Samsung withdraws flagship Galaxy Note 7 over exploding battery risk

© Kim Hong-Ji
Tech giant Samsung is recalling millions of its flagship smartphone, the Galaxy Note 7, following dozens of known reports in the US and South Korea of the phone “exploding” and catching fire during or after charging.

Samsung said it has been difficult to understand which phones were affected among the 2.5 million Galaxy Note 7s sold to date, but added in a statement that “there have been 35 cases that have been reported globally.”

The company has also promised customers who already have the device to voluntarily replace theirs with a new one over the coming weeks.

"There was a tiny problem in the manufacturing process, so it was very difficult to figure out,” Koh Dong-jin, president of Samsung's mobile business, told reporters on Friday.

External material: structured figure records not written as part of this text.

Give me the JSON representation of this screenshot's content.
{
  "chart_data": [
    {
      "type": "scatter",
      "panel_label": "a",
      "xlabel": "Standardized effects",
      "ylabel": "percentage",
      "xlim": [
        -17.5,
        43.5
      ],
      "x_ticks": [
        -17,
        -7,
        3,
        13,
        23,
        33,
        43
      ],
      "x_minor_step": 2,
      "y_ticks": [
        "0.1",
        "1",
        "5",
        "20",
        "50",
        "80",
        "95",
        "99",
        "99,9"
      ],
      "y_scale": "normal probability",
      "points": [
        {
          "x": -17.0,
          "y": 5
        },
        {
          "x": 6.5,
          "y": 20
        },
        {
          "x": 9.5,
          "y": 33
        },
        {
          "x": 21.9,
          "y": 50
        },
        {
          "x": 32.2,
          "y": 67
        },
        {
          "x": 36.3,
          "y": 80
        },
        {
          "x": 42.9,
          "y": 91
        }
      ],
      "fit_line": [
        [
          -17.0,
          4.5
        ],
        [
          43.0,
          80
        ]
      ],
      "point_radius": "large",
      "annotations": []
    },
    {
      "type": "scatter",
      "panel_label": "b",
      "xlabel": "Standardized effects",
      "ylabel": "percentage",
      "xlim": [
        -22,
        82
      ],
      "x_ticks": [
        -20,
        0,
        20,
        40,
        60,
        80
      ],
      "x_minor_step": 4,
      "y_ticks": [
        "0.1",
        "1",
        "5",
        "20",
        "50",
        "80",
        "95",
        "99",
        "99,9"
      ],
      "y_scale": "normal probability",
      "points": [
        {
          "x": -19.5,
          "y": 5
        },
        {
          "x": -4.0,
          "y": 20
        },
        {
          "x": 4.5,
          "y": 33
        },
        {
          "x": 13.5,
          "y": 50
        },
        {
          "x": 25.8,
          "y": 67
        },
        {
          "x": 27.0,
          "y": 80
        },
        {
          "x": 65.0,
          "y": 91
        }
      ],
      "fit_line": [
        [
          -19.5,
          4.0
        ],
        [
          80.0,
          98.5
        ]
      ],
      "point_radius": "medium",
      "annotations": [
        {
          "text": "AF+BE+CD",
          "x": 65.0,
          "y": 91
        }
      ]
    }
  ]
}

"It will cost us so much it makes my heart ache. Nevertheless, the reason we made this decision is because what is most important is customer safety," he said.

According to the Korean tech giant, the flagship smartphone has already been launched in 10 countries so far. The only country definitely not affected by the recall is China, where the devices use a specific kind of battery not exhibiting signs of explosive behavior.

Samsung has previously said that demand for the latest Galaxy Note edition was overwhelming, which created a supply shortage and forced the company to delay the launch of the phone in some markets.

The flagship Samsung device packs a sophisticated dual-curved Quad-HD Super AMOLED display. The latest device also features an in-built iris scanner, which allows users to log in with a quick glance of the eye.

Samsung says that the headline feature will allow users to log into applications and programs without entering a password or PIN number. It can be assigned to one or both eyes.

The recall comes at an unfortunate time for Samsung as its main rival Apple is expected to unveil a new iPhone model in about a week.